Functional connectivity analysis

Cerebellar areas showing different activity between migraineurs and healthy controls entered a functional connectivity analysis, namely a physio-psychological interaction (PPI) analysis,⁴³ providing insights into the alterations of connectivity during nociceptive processing.^29,32,33,35 This PPI was calculated separately for the brainstem only—though intra-cerebellar connectivity is anatomically impossible—as well as for a whole-brain analysis, where preprocessed data was normalized to Montreal Neurological Institute (MNI) space using standard routines of SPM12 and smoothed with a 8 mm³ Gaussian kernel. Connectivity alterations are presented here for voxel-wise thresholds of p < 0.001 and minimum cluster extents of 10 voxel for both the brainstem specific and whole-brain analyses.

Modulation by subjects’ rating

An additional analysis was performed to gain insights into the cerebellars’ and brainstems’ parametric modulation of the painful stimulation of the trigeminal nerve. Therefore, the subject’s intensity and unpleasantness ratings for each of the 15 painful trials were centered and then included into separate first level analyses as additional regressors. Results of the t statistics comparing the healthy controls and migraineurs are presented for voxel passing a threshold of p < 0.001 uncorrected) and being part of clusters with a minimum extent of 10 voxel.

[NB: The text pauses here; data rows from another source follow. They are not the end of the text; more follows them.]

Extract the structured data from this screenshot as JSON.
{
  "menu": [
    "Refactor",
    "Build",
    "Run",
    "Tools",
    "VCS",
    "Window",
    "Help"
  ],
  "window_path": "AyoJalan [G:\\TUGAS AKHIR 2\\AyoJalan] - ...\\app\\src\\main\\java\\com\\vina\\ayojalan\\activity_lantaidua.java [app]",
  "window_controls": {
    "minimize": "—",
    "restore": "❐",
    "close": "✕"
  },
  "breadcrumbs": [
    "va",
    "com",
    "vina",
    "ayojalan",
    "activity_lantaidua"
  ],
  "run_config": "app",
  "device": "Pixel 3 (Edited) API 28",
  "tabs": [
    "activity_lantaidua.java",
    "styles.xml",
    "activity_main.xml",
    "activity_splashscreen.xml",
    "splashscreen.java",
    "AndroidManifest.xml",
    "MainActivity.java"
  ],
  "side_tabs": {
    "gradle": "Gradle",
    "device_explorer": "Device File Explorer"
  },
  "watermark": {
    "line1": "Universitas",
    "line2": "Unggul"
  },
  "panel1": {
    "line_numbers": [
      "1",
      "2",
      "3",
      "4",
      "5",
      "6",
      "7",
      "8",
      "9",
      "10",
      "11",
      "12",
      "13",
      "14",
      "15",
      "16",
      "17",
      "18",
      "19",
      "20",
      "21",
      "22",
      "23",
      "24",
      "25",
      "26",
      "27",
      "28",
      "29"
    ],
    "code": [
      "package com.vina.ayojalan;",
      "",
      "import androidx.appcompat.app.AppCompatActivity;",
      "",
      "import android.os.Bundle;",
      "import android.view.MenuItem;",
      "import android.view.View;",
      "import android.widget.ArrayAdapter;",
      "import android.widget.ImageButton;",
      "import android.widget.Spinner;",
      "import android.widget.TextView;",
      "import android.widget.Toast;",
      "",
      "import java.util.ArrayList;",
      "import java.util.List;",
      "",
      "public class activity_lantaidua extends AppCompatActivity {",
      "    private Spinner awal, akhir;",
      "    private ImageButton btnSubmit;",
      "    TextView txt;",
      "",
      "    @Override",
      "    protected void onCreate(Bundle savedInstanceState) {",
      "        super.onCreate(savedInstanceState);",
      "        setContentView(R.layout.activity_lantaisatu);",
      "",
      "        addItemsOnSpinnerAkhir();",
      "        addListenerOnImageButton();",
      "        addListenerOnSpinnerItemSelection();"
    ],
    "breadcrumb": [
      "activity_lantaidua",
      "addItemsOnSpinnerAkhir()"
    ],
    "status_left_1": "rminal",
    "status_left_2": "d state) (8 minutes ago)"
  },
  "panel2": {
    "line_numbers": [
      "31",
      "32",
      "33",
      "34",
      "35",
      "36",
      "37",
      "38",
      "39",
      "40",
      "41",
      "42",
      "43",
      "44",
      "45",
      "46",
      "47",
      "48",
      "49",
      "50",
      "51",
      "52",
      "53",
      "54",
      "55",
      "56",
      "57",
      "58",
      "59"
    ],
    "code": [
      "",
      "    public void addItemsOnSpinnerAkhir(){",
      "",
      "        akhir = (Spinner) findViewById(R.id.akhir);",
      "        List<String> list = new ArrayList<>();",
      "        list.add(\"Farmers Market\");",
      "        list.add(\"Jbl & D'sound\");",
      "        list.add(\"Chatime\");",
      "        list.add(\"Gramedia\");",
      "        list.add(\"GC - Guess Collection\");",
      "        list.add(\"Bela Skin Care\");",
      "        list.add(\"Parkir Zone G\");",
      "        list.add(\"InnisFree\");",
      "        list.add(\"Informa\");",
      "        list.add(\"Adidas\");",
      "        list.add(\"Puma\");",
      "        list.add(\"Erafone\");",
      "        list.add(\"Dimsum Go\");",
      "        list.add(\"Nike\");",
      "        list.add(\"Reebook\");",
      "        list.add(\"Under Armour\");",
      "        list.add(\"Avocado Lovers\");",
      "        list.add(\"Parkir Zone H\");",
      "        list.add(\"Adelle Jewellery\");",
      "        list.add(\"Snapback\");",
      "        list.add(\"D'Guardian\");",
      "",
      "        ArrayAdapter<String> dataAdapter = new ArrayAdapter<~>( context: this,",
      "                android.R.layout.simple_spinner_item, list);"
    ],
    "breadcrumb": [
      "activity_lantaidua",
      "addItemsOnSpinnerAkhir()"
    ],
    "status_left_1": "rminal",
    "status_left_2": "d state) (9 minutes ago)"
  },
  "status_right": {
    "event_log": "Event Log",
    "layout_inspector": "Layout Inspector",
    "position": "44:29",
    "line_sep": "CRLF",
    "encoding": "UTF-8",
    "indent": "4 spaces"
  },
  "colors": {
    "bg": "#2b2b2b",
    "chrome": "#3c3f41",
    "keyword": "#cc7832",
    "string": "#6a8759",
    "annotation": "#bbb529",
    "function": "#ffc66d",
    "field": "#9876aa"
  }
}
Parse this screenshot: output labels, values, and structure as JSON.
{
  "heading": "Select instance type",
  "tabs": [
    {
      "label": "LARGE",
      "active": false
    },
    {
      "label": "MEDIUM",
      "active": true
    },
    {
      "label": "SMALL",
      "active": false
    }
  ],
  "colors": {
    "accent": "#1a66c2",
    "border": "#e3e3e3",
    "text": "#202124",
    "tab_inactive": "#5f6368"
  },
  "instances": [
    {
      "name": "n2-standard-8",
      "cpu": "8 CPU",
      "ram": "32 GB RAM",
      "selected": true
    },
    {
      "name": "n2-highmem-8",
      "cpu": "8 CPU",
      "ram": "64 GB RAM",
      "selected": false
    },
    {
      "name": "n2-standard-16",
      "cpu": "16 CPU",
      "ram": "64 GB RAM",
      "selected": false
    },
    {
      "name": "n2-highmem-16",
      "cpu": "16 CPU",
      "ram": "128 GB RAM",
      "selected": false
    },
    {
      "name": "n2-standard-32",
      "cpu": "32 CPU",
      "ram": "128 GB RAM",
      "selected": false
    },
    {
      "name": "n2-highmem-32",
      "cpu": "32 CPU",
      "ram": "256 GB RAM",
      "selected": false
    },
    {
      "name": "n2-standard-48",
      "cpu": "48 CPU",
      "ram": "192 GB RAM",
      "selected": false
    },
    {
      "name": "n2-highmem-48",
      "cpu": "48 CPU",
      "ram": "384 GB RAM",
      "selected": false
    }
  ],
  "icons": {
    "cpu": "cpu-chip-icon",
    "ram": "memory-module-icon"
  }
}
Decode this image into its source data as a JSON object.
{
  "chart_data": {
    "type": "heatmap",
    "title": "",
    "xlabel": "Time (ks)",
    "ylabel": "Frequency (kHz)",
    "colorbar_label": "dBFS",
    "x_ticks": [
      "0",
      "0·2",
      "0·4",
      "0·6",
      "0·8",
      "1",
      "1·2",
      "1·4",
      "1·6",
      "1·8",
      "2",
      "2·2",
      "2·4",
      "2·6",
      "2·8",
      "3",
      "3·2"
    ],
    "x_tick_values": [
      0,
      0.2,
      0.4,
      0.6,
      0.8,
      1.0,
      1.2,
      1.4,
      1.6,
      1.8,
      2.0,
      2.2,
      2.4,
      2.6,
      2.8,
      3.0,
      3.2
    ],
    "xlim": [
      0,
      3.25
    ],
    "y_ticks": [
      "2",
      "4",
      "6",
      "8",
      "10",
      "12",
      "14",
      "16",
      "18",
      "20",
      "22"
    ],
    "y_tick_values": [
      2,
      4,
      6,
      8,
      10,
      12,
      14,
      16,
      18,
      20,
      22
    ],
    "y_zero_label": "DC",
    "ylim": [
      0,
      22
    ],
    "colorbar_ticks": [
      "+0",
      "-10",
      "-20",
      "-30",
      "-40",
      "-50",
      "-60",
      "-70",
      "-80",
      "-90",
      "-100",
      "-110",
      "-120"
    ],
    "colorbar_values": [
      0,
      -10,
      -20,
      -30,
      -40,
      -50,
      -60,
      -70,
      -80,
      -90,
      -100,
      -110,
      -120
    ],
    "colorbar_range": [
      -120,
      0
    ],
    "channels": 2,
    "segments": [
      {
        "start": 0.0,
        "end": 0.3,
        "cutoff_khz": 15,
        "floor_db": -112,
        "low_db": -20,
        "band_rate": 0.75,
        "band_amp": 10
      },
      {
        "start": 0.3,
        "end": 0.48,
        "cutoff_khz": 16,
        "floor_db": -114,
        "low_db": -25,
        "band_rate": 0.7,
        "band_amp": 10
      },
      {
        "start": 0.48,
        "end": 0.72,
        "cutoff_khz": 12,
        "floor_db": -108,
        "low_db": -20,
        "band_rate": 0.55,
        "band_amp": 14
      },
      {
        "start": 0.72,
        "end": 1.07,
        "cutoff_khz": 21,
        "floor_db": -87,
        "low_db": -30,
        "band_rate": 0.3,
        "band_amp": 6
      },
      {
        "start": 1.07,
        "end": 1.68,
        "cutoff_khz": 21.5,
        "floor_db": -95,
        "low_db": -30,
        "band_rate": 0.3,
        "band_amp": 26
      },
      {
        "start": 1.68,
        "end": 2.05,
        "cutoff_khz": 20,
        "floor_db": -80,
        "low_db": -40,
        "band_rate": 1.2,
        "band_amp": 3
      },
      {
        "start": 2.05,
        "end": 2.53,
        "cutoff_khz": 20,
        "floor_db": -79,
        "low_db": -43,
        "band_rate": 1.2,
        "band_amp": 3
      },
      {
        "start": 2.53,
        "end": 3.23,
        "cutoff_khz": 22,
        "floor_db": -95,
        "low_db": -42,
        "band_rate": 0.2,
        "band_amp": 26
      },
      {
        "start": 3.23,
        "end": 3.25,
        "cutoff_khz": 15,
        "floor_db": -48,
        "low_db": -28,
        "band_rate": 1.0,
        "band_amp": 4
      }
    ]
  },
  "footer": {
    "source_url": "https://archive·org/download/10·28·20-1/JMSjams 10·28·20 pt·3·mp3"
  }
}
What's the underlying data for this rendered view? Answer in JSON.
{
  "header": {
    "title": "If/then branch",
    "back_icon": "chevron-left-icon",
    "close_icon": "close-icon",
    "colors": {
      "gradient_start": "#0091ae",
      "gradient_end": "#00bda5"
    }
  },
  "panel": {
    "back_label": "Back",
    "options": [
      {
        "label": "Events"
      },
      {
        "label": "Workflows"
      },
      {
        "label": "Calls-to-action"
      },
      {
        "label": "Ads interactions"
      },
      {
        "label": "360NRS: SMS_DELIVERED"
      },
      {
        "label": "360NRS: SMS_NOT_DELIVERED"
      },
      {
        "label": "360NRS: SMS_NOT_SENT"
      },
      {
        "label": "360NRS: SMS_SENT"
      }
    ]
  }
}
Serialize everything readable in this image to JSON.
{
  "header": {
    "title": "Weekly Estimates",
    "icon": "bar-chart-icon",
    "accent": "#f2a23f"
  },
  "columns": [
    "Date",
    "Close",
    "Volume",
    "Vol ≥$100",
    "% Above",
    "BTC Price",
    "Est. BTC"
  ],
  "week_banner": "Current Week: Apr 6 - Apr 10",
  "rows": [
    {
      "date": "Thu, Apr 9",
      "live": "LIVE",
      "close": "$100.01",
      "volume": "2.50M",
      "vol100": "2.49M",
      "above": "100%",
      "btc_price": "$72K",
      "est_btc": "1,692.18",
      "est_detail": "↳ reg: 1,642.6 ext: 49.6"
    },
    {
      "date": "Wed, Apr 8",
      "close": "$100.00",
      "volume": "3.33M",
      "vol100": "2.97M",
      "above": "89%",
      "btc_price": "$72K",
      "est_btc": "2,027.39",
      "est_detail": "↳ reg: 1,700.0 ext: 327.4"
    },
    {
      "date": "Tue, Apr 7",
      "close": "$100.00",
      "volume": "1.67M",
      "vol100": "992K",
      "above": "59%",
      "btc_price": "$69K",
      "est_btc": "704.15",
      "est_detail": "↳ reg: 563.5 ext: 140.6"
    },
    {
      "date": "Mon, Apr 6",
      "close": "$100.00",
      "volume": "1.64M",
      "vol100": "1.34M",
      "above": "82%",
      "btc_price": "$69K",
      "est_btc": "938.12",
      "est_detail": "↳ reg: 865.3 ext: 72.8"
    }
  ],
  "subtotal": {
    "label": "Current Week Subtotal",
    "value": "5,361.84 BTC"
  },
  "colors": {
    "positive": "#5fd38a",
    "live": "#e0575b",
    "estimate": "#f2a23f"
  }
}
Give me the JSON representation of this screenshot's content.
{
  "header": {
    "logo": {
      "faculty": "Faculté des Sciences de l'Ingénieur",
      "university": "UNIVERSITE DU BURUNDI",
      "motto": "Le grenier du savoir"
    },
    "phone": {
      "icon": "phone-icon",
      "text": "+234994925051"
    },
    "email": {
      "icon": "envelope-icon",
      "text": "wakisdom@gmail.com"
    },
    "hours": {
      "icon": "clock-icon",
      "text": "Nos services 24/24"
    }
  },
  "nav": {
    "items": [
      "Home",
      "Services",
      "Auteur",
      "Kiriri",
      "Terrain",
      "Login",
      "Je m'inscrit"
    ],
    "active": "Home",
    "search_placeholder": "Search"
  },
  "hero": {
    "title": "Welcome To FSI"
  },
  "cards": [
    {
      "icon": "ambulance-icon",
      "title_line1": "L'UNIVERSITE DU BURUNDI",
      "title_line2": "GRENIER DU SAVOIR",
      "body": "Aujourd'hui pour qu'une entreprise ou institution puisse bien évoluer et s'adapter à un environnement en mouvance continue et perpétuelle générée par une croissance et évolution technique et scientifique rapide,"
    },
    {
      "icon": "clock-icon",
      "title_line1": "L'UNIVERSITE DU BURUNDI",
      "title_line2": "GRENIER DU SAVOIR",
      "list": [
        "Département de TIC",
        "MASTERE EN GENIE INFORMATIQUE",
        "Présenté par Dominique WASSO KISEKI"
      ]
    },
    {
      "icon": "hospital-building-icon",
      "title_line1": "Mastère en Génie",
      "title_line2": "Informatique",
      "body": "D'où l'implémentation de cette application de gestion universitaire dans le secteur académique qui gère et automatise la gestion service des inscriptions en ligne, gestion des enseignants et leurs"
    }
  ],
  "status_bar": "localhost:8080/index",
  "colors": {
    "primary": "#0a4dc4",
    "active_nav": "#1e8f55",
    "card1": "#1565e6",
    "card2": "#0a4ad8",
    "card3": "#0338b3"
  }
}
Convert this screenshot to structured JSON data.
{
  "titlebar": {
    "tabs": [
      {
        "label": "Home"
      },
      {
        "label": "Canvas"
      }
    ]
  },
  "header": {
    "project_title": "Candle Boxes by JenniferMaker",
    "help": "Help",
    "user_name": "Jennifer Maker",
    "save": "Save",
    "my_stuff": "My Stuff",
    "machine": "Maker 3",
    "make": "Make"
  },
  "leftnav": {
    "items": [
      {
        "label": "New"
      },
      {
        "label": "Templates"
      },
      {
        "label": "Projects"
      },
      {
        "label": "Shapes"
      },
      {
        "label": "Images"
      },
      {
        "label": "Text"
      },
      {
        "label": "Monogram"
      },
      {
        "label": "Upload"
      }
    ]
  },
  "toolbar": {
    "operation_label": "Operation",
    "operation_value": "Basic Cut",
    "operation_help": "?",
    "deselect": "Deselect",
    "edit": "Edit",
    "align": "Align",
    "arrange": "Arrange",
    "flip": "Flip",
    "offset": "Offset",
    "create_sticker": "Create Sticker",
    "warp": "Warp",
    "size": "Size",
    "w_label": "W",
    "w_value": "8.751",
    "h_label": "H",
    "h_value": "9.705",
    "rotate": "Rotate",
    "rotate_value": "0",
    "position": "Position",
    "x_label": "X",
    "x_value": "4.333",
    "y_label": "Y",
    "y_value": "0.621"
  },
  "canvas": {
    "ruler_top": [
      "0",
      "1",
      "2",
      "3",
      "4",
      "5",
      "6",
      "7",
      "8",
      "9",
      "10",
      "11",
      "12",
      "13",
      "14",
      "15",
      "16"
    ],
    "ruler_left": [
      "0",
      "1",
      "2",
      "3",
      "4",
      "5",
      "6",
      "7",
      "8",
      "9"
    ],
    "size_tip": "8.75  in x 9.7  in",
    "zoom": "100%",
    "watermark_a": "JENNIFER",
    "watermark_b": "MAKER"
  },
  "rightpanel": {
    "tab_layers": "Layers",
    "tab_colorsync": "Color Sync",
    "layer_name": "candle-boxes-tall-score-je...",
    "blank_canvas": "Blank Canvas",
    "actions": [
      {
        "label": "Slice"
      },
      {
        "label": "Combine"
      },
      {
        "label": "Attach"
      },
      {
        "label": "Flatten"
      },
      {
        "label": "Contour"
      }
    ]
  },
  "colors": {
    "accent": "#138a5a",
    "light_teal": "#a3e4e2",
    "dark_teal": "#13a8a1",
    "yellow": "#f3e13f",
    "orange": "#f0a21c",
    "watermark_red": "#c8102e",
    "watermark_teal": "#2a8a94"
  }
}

Co-modulation of nociception and biomarkers

Of special interest from a clinical point of view is whether the severity of the migraine and/or the phase within the migraine cycle has an impact on the cerebellars’ processing of trigeminal pain. Therefore we calculated a one-way ANOVA with the aforementioned grouping levels inter-ictal, ictal, pre-ictal, and post-ictal in the patients. We included migraine frequency, here measured as days with headache per month, as a covariate of interest into the statistical model. Age, gender, and whether an acute medication was taken at the day of the experiment were included into the model as further covariates of no interest. All covariates were centered. We then analyzed the migraine frequency as an F-contrast with a threshold of p < 0.05, voxel-wise FWE-corrected, and further post-hoc t statistics for the contrasts interictal versus ictal as well as ictal versus post-ictal. As the group of pre-ictal only consisted of three members, post-hoc tests for this group were neglected. Furthermore, we calculated if the attack frequency had an increasing or decreasing impact on the activation in brainstem and cerebellum by means of t tests. All results for the t tests were threshold at p < 0.01, uncorrected.

Results

Behavior

All ratings on intensity and unpleasantness for all experimental conditions were significantly different between migraineurs and controls (p < 0.001 in a two-tailed, unpaired t test) with higher values in migraine patients (see Figure 1). No significant difference with regard to the migraine phase (inter-ictal, pre-ictal, ictal, post-ictal) was found (one-way ANOVA, F(3,50), p > 0.1).

Figure 1.

Differences in intensity and unpleasantness ratings between healthy controls and migraineurs (and their subgroups separated by the phase of the migraine during the experiment). Asterisks mark significant (p < 0.01, unpaired, two-tailed t test) differences.

GMV alterations

Using the CAT12 toolbox for the whole brain, we found decreased GMV for the migraine group in bilateral precentral gyrus, right postcentral gyrus, left supramarginal, and a part of the left angular gyrus. A significant increase involved temporal occipital areas and angular gyrus on the right hand side as well as the pallidum on the left hand side.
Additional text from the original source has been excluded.